Case Study · 2019 – 22
An enterprise platform that replaced paper-based SOPs with a real-time, collaborative execution environment used by GSOC teams at Johnson Controls and Microsoft to run bomb threats, executive duress and life-safety incidents.

When a fire alarm triggered in an office, a security monitor had to find the right SOP, the right building, the right version, the right escalation path, in a physical paper file, while the clock was running. Paper procedures couldn't be updated in real time, shared across remote operators, or audited reliably. A missed step in a duress or bomb-threat SOP isn't a workflow inconvenience; it's a physical safety risk. That reality shaped every decision: clarity over cleverness, explicit over assumed, auditable over convenient.
Before walking through how the product evolved, this is the surface itself: SOP attributes on the left, the task feed in the centre, location and template metadata beneath. Every decision in the phases below maps back to a region of this page, so it's worth orienting once.
Get the core execution loop right before adding anything else. Each task lived in a card that collapsed to a single status line so operators scanning 20+ tasks could orient instantly, and expanded to reveal the form with Submit and Skip. Every state, pending, in-progress, restricted, completed, was readable without interaction. The sidebar held SOP attributes; the right panel held the task feed. Intentionally minimal.
Walkthroughs after launch showed analysts leaving the app mid-incident to look up location details and contacts elsewhere, breaking focus at the worst possible moment. I brought a location panel, live points of contact with one-tap call / Teams / email, and SOP template metadata directly into the page. The PDF export shipped here too, answering a long-standing compliance ask from supervisors.
As the platform scaled to multi-region use, the two-column layout couldn't show how work was divided across a distributed team. I moved to a three-column model, SOP metadata, task columns grouped by workflow stage, and a review-and-close column, that mirrored how teams actually split responsibility during a live incident. A check-updates badge flagged when a remote colleague had acted on a shared task, cutting duplicate and conflicting submissions.
The same template often ran across multiple locations, with input/output variables, instance prefixes and process ownership defined per instance. Technically the most complex design challenge on the project. I prototyped the full configuration flow in Axure across five progressive states and used it to align the PM and engineering lead before any build, saving weeks of rework.

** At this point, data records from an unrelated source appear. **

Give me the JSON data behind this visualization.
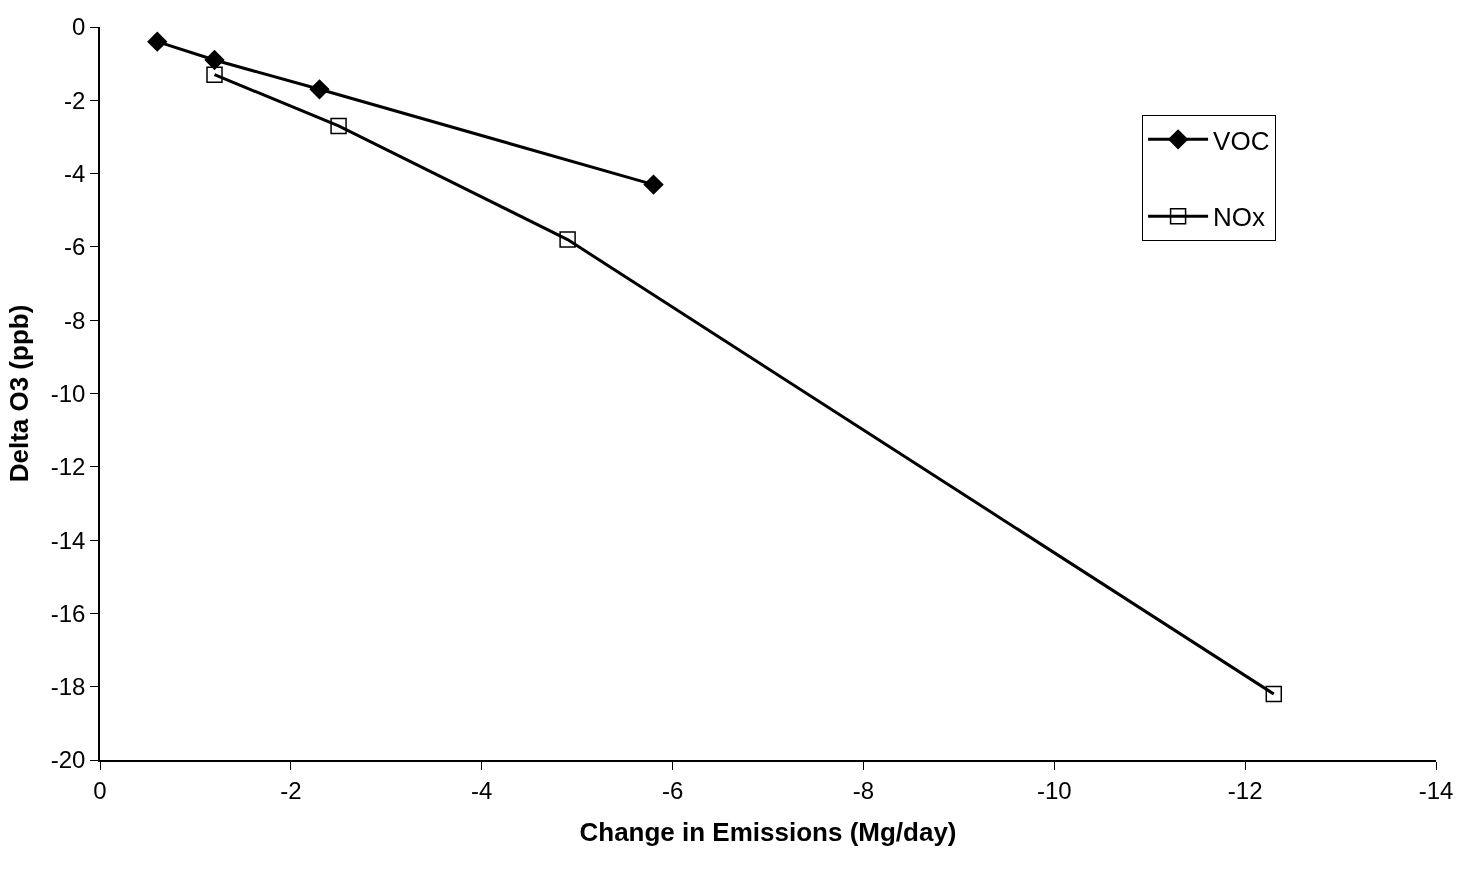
{
  "chart_data": {
    "type": "line",
    "xlabel": "Change in Emissions (Mg/day)",
    "ylabel": "Delta O3 (ppb)",
    "xlim": [
      0,
      -14
    ],
    "xticks": [
      0,
      -2,
      -4,
      -6,
      -8,
      -10,
      -12,
      -14
    ],
    "ylim": [
      -20,
      0
    ],
    "yticks": [
      0,
      -2,
      -4,
      -6,
      -8,
      -10,
      -12,
      -14,
      -16,
      -18,
      -20
    ],
    "legend": "top right",
    "line_style": "solid",
    "series": [
      {
        "name": "VOC",
        "color": "#000000",
        "marker": "diamond",
        "x": [
          -0.6,
          -1.2,
          -2.3,
          -5.8
        ],
        "values": [
          -0.4,
          -0.9,
          -1.7,
          -4.3
        ]
      },
      {
        "name": "NOx",
        "color": "#000000",
        "marker": "square-open",
        "x": [
          -1.2,
          -2.5,
          -4.9,
          -12.3
        ],
        "values": [
          -1.3,
          -2.7,
          -5.8,
          -18.2
        ]
      }
    ]
  }
}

Every feature ticket had the same skeleton: what is it, why is it needed, impact of not having it, minimum required, nice to have, UX considerations. Developers had enough context to make good decisions without me in every standup, design intent survived a fast release cadence, and by Phase 3 the format was team practice.
While working on some previous products, we faced challenges regarding consistency and repeated design and dev efforts by creating multiple copies of design elements. So, we decided to make a universal design library for all the JCI products. Components, app bars, modals, tokens and patterns were defined once and consumed across teams, which cut review cycles and gave every JCI product a recognisable, accessible baseline.
Safety-critical design isn't about interaction complexity, it's about the cost of getting it wrong. A poorly labelled button in a standard product causes frustration; the same mistake in a live bomb-threat response causes someone to hesitate or act on the wrong information. I stopped asking 'is this understandable?' and started asking 'is this unambiguous to someone already stressed, under time pressure, managing three things at once?' Different question, different answers.